M. Ghosn parvient à dissiper les doutes des investisseurs entretenus par la situation difficile que traverse actuellement Renault. La sérénité affichée par le dirigeant vise à démontrer que "tout est sous contrôle", note M. Barrier.

Le marché semble déjà tirer un trait sur le passé et donne tout crédit au futur sur la base de la stratégie annoncée par M. Ghosn dans son "Contrat Renault 2009". Du coup, l'action du constructeur est en train de rattraper une partie du retard accumulé depuis plusieurs mois : le titre a pris 20 % depuis le début de 2007 contre 30 % pour le secteur automobile. Les gérants, qui jusqu'ici privilégiaient l'action Nissan dans l'alliance, "font désormais des arbitrages en faveur de Renault", ajoute un gérant.

Mais cet emballement boursier soudain suscite des interrogations. "Les éléments communiqués ne font que confirmer ce que Renault avait déjà annoncé en 2006", rappelle Jacques Burlot chez Tocqueville Finance. En outre, "le plan prévoit des marges de l'ordre de 6 % que Renault n'a jamais atteint", s'inquiète M. Burlot.

Mais des éléments complémentaires permettent aux courtiers de miser sur la hausse de l'action Renault. D'une part, les mouvements récents opérés dans le secteur - la vente de Chrysler par Daimler au fonds Cerberus, la prise de participation de Porsche dans Volkswagen... - laissent présager toutes sortes de scénarios.

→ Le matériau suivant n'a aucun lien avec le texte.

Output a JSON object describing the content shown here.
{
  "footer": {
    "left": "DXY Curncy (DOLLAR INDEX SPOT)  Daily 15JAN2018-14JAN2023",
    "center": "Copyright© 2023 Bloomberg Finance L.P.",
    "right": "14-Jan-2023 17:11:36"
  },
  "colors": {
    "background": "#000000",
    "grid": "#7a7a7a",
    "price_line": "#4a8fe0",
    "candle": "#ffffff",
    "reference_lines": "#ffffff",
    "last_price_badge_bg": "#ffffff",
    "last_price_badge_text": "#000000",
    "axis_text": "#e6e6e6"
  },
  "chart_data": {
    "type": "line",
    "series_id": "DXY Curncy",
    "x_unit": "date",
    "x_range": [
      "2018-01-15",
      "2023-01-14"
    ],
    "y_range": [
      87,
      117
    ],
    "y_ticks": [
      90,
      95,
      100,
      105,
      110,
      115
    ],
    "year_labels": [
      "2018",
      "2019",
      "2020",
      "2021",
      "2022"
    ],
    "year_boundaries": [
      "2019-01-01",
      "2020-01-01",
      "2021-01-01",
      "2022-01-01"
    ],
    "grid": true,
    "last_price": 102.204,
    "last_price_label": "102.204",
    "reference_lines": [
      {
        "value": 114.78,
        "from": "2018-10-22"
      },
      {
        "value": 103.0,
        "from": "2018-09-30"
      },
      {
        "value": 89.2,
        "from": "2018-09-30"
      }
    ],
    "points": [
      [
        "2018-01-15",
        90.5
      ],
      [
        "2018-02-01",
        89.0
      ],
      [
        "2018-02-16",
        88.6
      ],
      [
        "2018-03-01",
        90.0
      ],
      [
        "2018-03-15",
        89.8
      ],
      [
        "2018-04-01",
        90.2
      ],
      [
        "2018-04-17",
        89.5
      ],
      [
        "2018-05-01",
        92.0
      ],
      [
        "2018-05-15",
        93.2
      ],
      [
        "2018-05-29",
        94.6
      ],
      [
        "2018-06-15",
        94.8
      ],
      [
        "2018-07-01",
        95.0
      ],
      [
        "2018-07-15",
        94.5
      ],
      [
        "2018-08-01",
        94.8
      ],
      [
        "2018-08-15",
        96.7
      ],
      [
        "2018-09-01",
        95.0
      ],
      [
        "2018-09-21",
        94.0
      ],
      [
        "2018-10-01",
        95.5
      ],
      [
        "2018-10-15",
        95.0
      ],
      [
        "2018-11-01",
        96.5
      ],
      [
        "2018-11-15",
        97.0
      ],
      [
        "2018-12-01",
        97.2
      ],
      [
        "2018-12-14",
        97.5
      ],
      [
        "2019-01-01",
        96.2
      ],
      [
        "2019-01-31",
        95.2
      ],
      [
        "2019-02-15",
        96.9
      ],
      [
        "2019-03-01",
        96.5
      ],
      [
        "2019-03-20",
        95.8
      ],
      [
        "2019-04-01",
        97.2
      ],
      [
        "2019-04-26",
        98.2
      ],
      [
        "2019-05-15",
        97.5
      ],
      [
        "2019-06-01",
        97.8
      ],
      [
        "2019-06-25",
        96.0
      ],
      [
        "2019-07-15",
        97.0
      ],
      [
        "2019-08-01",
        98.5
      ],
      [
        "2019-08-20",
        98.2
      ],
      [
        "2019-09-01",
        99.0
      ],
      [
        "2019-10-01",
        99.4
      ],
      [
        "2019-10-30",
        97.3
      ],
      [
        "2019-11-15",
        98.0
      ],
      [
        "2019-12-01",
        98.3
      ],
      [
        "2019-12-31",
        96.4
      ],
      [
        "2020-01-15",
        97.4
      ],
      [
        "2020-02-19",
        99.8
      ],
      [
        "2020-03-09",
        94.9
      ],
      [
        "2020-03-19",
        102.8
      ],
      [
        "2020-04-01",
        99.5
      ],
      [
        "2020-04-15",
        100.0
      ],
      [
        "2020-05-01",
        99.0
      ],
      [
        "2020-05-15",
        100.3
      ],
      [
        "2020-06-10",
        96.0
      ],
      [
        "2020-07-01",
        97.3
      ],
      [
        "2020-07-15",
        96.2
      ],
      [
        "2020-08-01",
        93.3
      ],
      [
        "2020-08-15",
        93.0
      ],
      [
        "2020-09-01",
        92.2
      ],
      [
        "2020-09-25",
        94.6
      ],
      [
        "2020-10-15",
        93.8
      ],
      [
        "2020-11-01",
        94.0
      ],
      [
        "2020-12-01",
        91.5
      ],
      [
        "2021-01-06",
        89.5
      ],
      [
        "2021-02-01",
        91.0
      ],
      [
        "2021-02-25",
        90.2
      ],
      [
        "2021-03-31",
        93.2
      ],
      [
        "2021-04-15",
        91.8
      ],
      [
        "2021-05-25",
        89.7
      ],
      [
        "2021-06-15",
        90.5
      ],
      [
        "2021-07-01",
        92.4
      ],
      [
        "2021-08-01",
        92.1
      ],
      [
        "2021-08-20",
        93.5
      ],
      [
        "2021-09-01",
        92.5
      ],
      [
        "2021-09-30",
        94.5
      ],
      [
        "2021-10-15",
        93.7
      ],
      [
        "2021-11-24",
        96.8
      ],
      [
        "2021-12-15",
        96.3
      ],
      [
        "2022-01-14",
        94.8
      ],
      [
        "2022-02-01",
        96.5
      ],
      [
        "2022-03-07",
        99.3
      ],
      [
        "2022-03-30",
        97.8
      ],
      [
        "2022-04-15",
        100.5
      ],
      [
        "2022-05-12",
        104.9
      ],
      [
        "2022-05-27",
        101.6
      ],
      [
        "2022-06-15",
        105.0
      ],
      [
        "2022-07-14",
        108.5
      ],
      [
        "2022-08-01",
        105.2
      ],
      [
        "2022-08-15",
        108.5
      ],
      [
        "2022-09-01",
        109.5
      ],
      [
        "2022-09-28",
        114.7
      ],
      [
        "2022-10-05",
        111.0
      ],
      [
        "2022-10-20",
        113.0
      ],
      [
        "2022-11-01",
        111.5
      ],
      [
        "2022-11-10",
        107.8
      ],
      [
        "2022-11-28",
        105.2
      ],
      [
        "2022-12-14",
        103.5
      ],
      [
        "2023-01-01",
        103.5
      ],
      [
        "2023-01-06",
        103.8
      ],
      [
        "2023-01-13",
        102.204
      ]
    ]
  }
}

Certains spéculent par ailleurs sur la cession de la participation de l'Etat dans le groupe. Ces 15 % du capital sont évalués à 4,77 milliards. "Carlos Ghosn a dit en février 2006 que Renault pourrait racheter une partie de cette participation", ce qui ferait progresser le bénéfice par action, rappelle M. Barrier.

Pour trouver le montant nécessaire à cette opération, les analystes évoquent la vente partielle de sa participation de 44,4 % dans Nissan. Une décision qui paraît cependant peu probable car elle remettrait en cause le rapport de force entre les deux alliés. La vente des 20 % détenus dans Volvo, évalués à 7 milliards, semble beaucoup plus probable. Enfin, une autre hypothèse justifierait la hausse du titre : "Si l'Etat veut vendre, il va chercher des intermédiaires, et les établissements tentent de récupérer l'affaire en faisant monter le cours de Bourse", glisse un gérant.